Chegados ao cocuruto do mundo, constatámos perplexos que o sobrado mantinha-se indemne ao rastejar das nossas vicissitudes. Era mais do que presumível, ou tornado como certeza, que as raízes arrastassem atrás de si fracções colossais de terra, revelando momentos vazios inscritos em expoente.

A vida, que nos cegou a quimera, e o relampejar de acontecimentos sem-fim-à-vista não permitiram satisfazer a visão dos pormenores, anunciado-se o móbil da evasão de nós mesmos.

Pé esquerdo atrás de pé esquerdo reconhecemos a acumulação de idealizações e de logros confinados em um mais um. Mesmo assim, ainda ateimámos peremptoriamente na nossa sabedoria conjunta, deificada por olhos nossos postos um no outro e absorta na acostumada coerência que nos permitiu que fossemos conseguindo repetir o medo até à exaustão.

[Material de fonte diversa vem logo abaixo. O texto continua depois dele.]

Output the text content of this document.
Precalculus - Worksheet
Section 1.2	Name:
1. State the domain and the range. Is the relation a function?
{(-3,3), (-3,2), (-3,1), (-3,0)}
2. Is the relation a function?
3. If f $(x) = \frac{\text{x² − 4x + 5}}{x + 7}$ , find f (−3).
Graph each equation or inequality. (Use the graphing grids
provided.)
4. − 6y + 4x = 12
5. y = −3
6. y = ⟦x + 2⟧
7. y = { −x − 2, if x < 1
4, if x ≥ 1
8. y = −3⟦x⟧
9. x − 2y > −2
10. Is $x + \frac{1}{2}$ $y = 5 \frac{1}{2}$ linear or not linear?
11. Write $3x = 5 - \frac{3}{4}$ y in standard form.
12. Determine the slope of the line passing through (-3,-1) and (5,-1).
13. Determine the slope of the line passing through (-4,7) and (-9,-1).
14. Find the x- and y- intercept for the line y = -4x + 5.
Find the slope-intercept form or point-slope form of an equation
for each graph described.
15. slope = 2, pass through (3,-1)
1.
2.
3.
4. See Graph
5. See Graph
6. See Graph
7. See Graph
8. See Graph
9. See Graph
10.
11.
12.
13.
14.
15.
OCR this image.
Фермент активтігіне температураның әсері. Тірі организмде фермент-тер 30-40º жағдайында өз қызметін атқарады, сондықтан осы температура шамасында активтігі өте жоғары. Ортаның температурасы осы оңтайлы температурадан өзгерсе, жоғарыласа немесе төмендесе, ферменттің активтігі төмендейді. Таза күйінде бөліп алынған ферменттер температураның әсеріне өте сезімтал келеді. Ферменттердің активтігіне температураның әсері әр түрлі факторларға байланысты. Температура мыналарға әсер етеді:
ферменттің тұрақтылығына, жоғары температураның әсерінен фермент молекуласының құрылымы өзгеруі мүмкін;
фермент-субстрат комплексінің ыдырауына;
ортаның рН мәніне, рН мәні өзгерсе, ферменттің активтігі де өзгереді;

Sunday, September 20, 2009

A velha do comboio

Enquanto lia no comboio, José sentiu-se observado por uma velha sentada mesmo à sua frente que reivindicava atenção através de um olhar azul, insistente, incomodativo até.
Combatendo tal impressão, José tentava, a todo o custo, manter-se ligado às linhas das palavras escritas, mas já se tinha rendido à teima daquela velha.
Fechou o livro e fitou-a severamente, como que a repreender uma criança pequena. Mas a velha não desviou o olhar por um segundo sequer. Pareceu a José até que nem pestanejava, limitando-se a manter um sorriso trocista em desafio e uma brandura seca nos olhos.
Isso incomodou-o ainda mais.
José não queria crer que alguém tivesse tal ausência de sensibilidade. As pessoas não deveriam mirar tão abertamente as outras. É inconcebível e uma falta de respeito. É de mau tom.
E a velha continuava, completamente alheia às reflexões conclusivas de José, que já se imaginava de mãos no seu pescoço.
Em meia hora de viagem de comboio José sentiu que envelhecia de desassossego. Surgindo questões em caudal descontrolado: sobre a sua aparência física, o passado e o futuro, a longevidade daquela velha e o que deveria fazer em retorno.
Enfim, confrontado pelo imponderável e pelo descontrolo sobre uma única acção externa que ganhava relevo substancial.
Mas que intenções. Que intenções tinha aquela velha para fitá-lo daquela forma?

Friday, September 18, 2009

O que sobra?

Sobram dedos. E sobram notáveis impressões, desumanizadas por uma gnose reparadora fictícia. Radiações convidativas e promessas de Judas foi também o que remanesceu das indeléveis e fátuas criptas da percepção.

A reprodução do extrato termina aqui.